There is a lot of information about zlib and zipfile modules, however, I can't find a single approach that works in my case. I have the code:

with zipfile.ZipFile(fname, "r") as z:
        try:
            log.info("Extracting %s " %fname)
            head, tail = os.path.split(fname)
            z.extractall(folder + "/" + tail)
        except zipfile.BadZipfile:
            log.error("Bad Zip file")
        except zipfile.LargeZipFile:
            log.error("Zip file requires ZIP64 functionality but that has not been enabled (i.e., too large)")
        except zipfile.error:
            log.error("Error decompressing ZIP file")

I know that I need to set the allowZip64 to true but I'm unsure of how to do this. Yet, even as is, the LargeZipFile exception is not thrown, but instead the BadZipFile exception is. I have no idea why.

Also, is this the best approach to handle extracting a 6GB zip archive???

Update: Modifying the BadZipfile exception to this:

except zipfile.BadZipfile as inst:
        log.error("Bad Zip file")
        print type(inst)     # the exception instance
        print inst.args      # arguments stored in .args
        print inst

shows:

<class 'zipfile.BadZipfile'>
('Bad magic number for file header',)

Update #2:

The full traceback shows

BadZipfile                                Traceback (most recent call last)
<ipython-input-1-8d34a9f58f6a> in <module>()
      6     for member in z.infolist():
      7         print member.filename[-70:],
----> 8         f = z.open(member, 'r')
      9         size = 0
     10         while True:

/Users/brspurri/anaconda/python.app/Contents/lib/python2.7/zipfile.pyc in open(self, name, mode, pwd)
    965             fheader = struct.unpack(structFileHeader, fheader)
    966             if fheader[_FH_SIGNATURE] != stringFileHeader:
--> 967                 raise BadZipfile("Bad magic number for file header")
    968 
    969             fname = zef_file.read(fheader[_FH_FILENAME_LENGTH])

BadZipfile: Bad magic number for file header

Running the code:

import sys
import zipfile

with open(zip_filename, 'rb') as zf:
    z = zipfile.ZipFile(zf, allowZip64=True)
    z.testzip()

doesn't output anything.

Answer 1

The problem is that you have a corrupted zip file. I can add more details about the corruption below, but first the practical stuff:

You can use this code snippet to tell you which member within the archive is corrupted.
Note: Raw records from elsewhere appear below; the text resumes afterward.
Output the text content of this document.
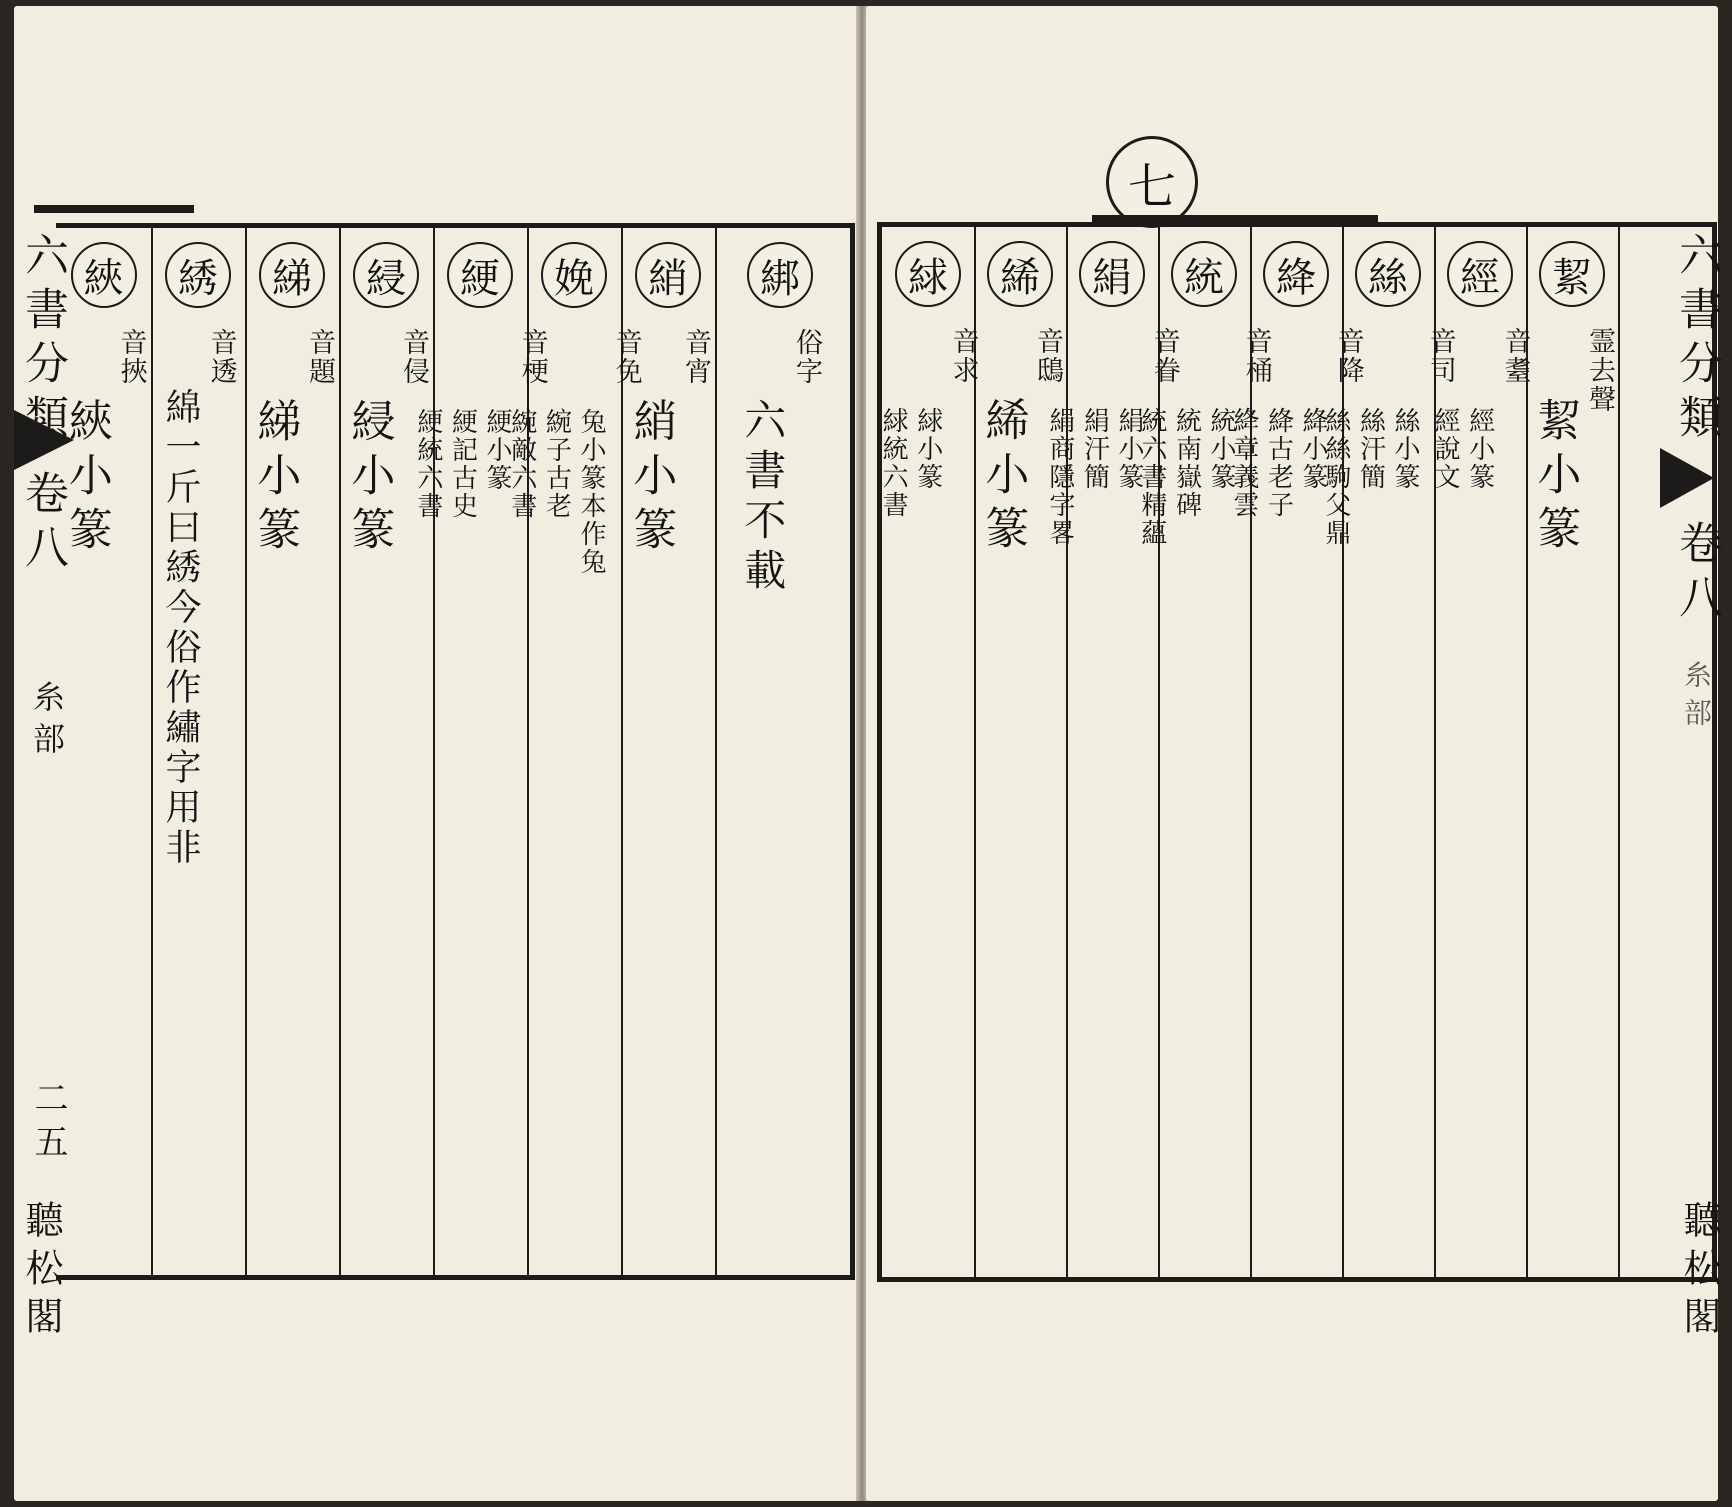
六書分類
卷八
糸部
二五
聽松閣
綁
俗字
六書不載
綃
音宵
綃小篆
娩
音免
兔小篆本作兔
綩子古老
綩敵六書
綆
音梗
綆小篆
綆記古史
綆統六書
綅
音侵
綅小篆
綈
音題
綈小篆
綉
音透
綿一斤曰綉今俗作繡字用非
綊
音挾
綊小篆
七
絜
霊去聲
絜小篆
經
音耋
經小篆
經說文
絲
音司
絲小篆
絲汗簡
絲絲駒父鼎
絳
音降
絳小篆
絳古老子
絳章義雲
統
音桶
統小篆
統南嶽碑
統六書精蘊
絹
音眷
絹小篆
絹汗簡
絹商隱字畧
絺
音鴟
絺小篆
絿
音求
絿小篆
絿統六書
六書分類
卷八
糸部
聽松閣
However, print z.testzip() would already tell you the same thing. And zip -T or unzip on the command line should also give you that info with the appropriate verbosity.

---

So, what do you do about it?

Well, obviously, if you can get an uncorrupted copy of the file, do that.

If not, if you want to just skip over the bad file and extract everything else, that's pretty easy—mostly the same code as the snippet linked above:

with open(sys.argv[1], 'rb') as zf:
    z = zipfile.ZipFile(zf, allowZip64=True)
    for member in z.infolist():
        try:
            z.extract(member)
        except zipfile.error as e:
            # log the error, the member.filename, whatever

---

The Bad magic number for file header exception message means that zipfile was able to successfully open the zipfile, parse its directory, find the information for a member, seek to that member within the archive, and read the header of that member—all of which means you probably have no zip64-related problems here. However, when it read that header, it did not have the expected "magic" signature of PK\003\004. That means the archive is corrupted.

The fact that the corruption happens to be at exactly 4294967296 implies very strongly that you had a 64-bit problem somewhere along the chain, because that's exactly 2**32.

---

The command-line zip/unzip tool has some workarounds to deal with common causes of corruption that lead to problems like this. it looks like those workarounds may be working for this archive, given that you get a warning, but all of the files are apparently recovered. Python's zipfile library does not have those workarounds, and I doubt you want to write your own zip-handling code yourself…

However, that does open the door for two more possibilities:

First, zip might be able to repair the zipfile for you, using the -F of -FF flag. (Read the manpage, or zip -h, or ask at a site like SuperUser if you need help with that.)

And if all else fails, you can run the unzip tool from Python, instead of using zipfile, like this:

subprocess.check_output(['unzip', fname])

That gives you a lot less flexibility and power than the zipfile module, of course—but you're not using any of that flexibility anyway; you're just calling extractall.